Social enterprise Timewise has analysed what has happened to part-time workers during the pandemic – and found HALF have been ‘away from work’ (furloughed) or had their hours reduced compared to just one third of fulltime workers.
- While HALF the part-time workforce were away from work (furloughed) or had their working hours reduced during the first national lockdown, the comparable proportion for fulltime workers was only one-third;
- Across 2020, full-time employees began to return to their normal hours – from having had their hours reduced – in greater proportions to part-time employees. 44% of part-time employees who were ‘away from work’ (as classified by the ONS) during the first lockdown continued to be away from work between July-September 2020. The comparable figure for full-time employees was about a third (33.6%).

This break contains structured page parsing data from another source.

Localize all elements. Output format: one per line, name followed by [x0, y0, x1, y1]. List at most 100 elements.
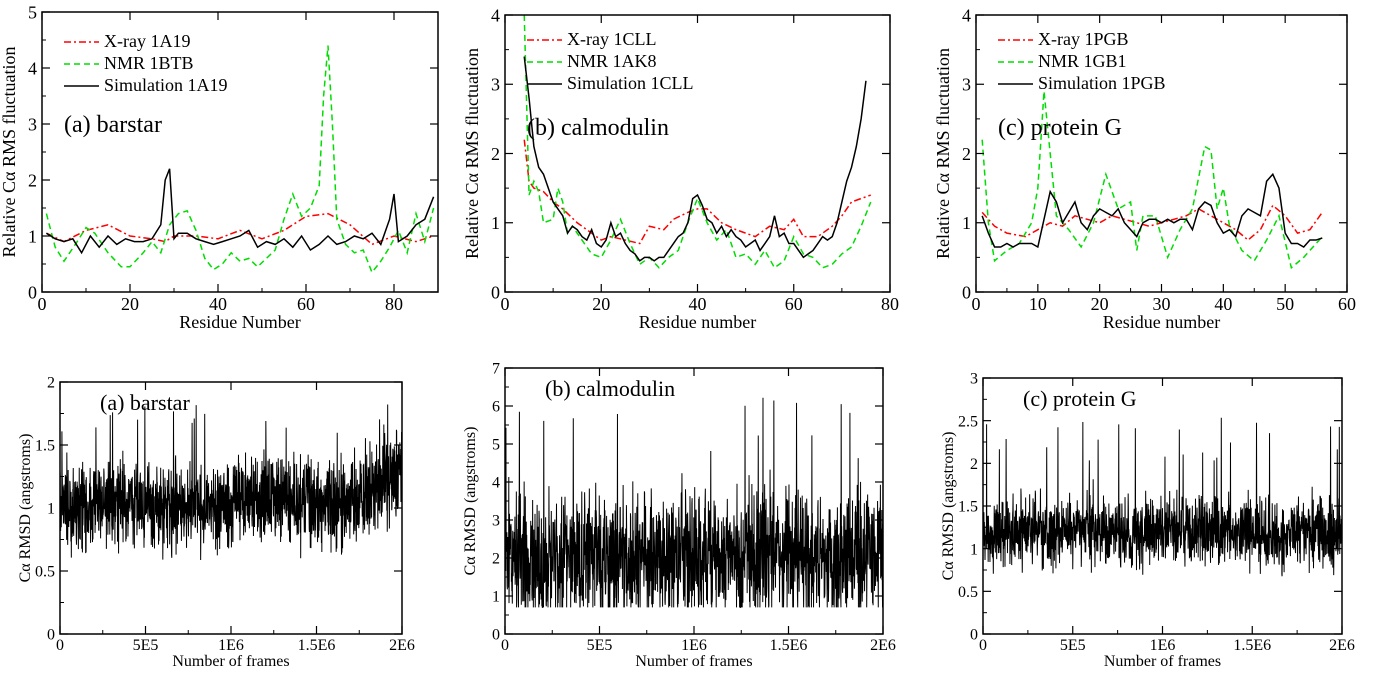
y-tick-label: 3	[970, 371, 978, 388]
y-tick-label: 6	[492, 399, 500, 416]
panel-annotation: (a) barstar	[100, 390, 190, 415]
y-tick-label: 3	[28, 114, 37, 134]
plot-frame	[41, 11, 439, 293]
y-tick-label: 5	[492, 437, 500, 454]
chart-panel-5: 0 5E5 1E6 1.5E6 2E6 0 0.5 1 1.5 2 2.5 3 Number of fr…	[940, 371, 1355, 670]
y-tick-label: 4	[491, 5, 500, 25]
x-tick-label: 60	[785, 294, 803, 314]
y-tick-label: 2	[492, 551, 500, 568]
legend-label: X-ray 1PGB	[1038, 29, 1129, 49]
y-tick-label: 3	[492, 513, 500, 530]
y-tick-label: 1	[962, 213, 971, 233]
series-line-nmr-1ak8	[523, 15, 872, 269]
y-tick-label: 2.5	[958, 413, 978, 430]
chart-panel-1: 0 20 40 60 80 0 1 2 3 4 Residue number Relative Cα …	[462, 5, 899, 332]
series-line-x-ray-1a19	[46, 212, 434, 246]
series-line-x-ray-1pgb	[981, 204, 1323, 242]
y-tick-label: 1	[47, 501, 55, 518]
series-group	[981, 91, 1323, 270]
y-tick-label: 0	[491, 282, 500, 302]
y-tick-label: 2	[28, 170, 37, 190]
plot-frame	[975, 14, 1348, 293]
y-axis-label: Relative Cα RMS fluctuation	[933, 48, 953, 259]
y-tick-label: 2	[962, 144, 971, 164]
x-tick-label: 40	[1214, 294, 1232, 314]
x-tick-label: 1E6	[681, 637, 707, 654]
legend-label: Simulation 1A19	[104, 75, 228, 95]
legend-label: NMR 1AK8	[567, 51, 657, 71]
legend-label: NMR 1GB1	[1038, 51, 1127, 71]
y-tick-label: 7	[492, 361, 500, 378]
chart-panel-3: 0 5E5 1E6 1.5E6 2E6 0 0.5 1 1.5 2 Number of frames…	[17, 375, 415, 670]
series-line-simulation-1a19	[45, 168, 435, 255]
x-tick-label: 20	[121, 294, 139, 314]
x-axis-label: Number of frames	[1104, 653, 1221, 670]
y-tick-label: 1	[492, 589, 500, 606]
x-axis-label: Number of frames	[635, 653, 752, 670]
x-tick-label: 1.5E6	[1233, 637, 1271, 654]
x-tick-label: 60	[297, 294, 315, 314]
series-group	[505, 397, 883, 608]
series-line-rmsd	[60, 404, 402, 561]
legend-label: Simulation 1PGB	[1038, 73, 1166, 93]
y-tick-label: 0.5	[35, 564, 55, 581]
series-group	[45, 45, 435, 274]
x-tick-label: 50	[1276, 294, 1294, 314]
series-line-x-ray-1cll	[523, 139, 872, 245]
plot-frame	[982, 377, 1343, 635]
legend-label: X-ray 1A19	[104, 31, 190, 51]
series-group	[523, 15, 872, 269]
x-tick-label: 5E5	[1060, 637, 1086, 654]
x-tick-label: 0	[972, 294, 981, 314]
y-tick-label: 1	[491, 213, 500, 233]
legend-label: NMR 1BTB	[104, 53, 194, 73]
panel-annotation: (c) protein G	[998, 115, 1122, 141]
x-tick-label: 10	[1029, 294, 1047, 314]
x-tick-label: 1E6	[1150, 637, 1176, 654]
y-tick-label: 2	[491, 144, 500, 164]
y-axis-label: Cα RMSD (angstroms)	[462, 427, 479, 576]
x-tick-label: 20	[592, 294, 610, 314]
x-tick-label: 60	[1338, 294, 1356, 314]
y-axis-label: Relative Cα RMS fluctuation	[462, 48, 482, 259]
y-tick-label: 1	[28, 226, 37, 246]
panel-annotation: (a) barstar	[64, 112, 162, 138]
x-tick-label: 0	[501, 294, 510, 314]
y-axis-label: Relative Cα RMS fluctuation	[0, 47, 19, 258]
y-tick-label: 0	[962, 282, 971, 302]
y-tick-label: 1	[970, 541, 978, 558]
x-tick-label: 0	[56, 637, 64, 654]
series-line-rmsd	[983, 417, 1342, 577]
x-tick-label: 1.5E6	[298, 637, 336, 654]
y-tick-label: 0	[28, 282, 37, 302]
x-axis-label: Residue Number	[179, 312, 300, 332]
x-tick-label: 5E5	[587, 637, 613, 654]
x-tick-label: 1E6	[218, 637, 244, 654]
x-tick-label: 20	[1091, 294, 1109, 314]
x-tick-label: 2E6	[1329, 637, 1355, 654]
series-group	[60, 404, 402, 561]
x-axis-label: Residue number	[1103, 312, 1220, 332]
x-tick-label: 0	[38, 294, 47, 314]
chart-panel-0: 0 20 40 60 80 0 1 2 3 4 5 Residue Number Relative Cα…	[0, 2, 439, 332]
y-tick-label: 2	[47, 375, 55, 392]
x-tick-label: 80	[881, 294, 899, 314]
chart-panel-4: 0 5E5 1E6 1.5E6 2E6 0 1 2 3 4 5 6 7 Number of frames C…	[462, 361, 896, 670]
x-tick-label: 5E5	[133, 637, 159, 654]
series-line-simulation-1cll	[523, 56, 867, 262]
series-line-simulation-1pgb	[981, 172, 1323, 249]
x-axis-label: Number of frames	[172, 653, 289, 670]
plot-frame	[504, 14, 891, 293]
x-tick-label: 0	[979, 637, 987, 654]
y-tick-label: 2	[970, 456, 978, 473]
y-tick-label: 4	[28, 58, 37, 78]
y-tick-label: 5	[28, 2, 37, 22]
panel-annotation: (b) calmodulin	[545, 376, 675, 401]
y-tick-label: 3	[491, 75, 500, 95]
y-tick-label: 1.5	[958, 499, 978, 516]
y-tick-label: 0	[970, 627, 978, 644]
legend-label: X-ray 1CLL	[567, 29, 656, 49]
x-tick-label: 40	[689, 294, 707, 314]
x-tick-label: 40	[209, 294, 227, 314]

- The impact of furlough has left many part-timers feeling they are “clinging on to disappearing jobs”;
- Rates of part-time employment have fallen to the lowest level seen since 2010 (24% of all those in work);
- The share of women in part-time work has fallen to its lowest since records began, at 37% (down from 41% a year ago).
Nearly 1 in 4employees in the UK are part-time. Many of these part-timers work in frontline and low paid jobs. Timewise warns that those who need part-time work have no viable market in which to find a new job – just 8 per cent of UK vacancies mention part-time possibilities.
Though the jobs market is in recovery mode, it masks a crisis for those who need part-time work.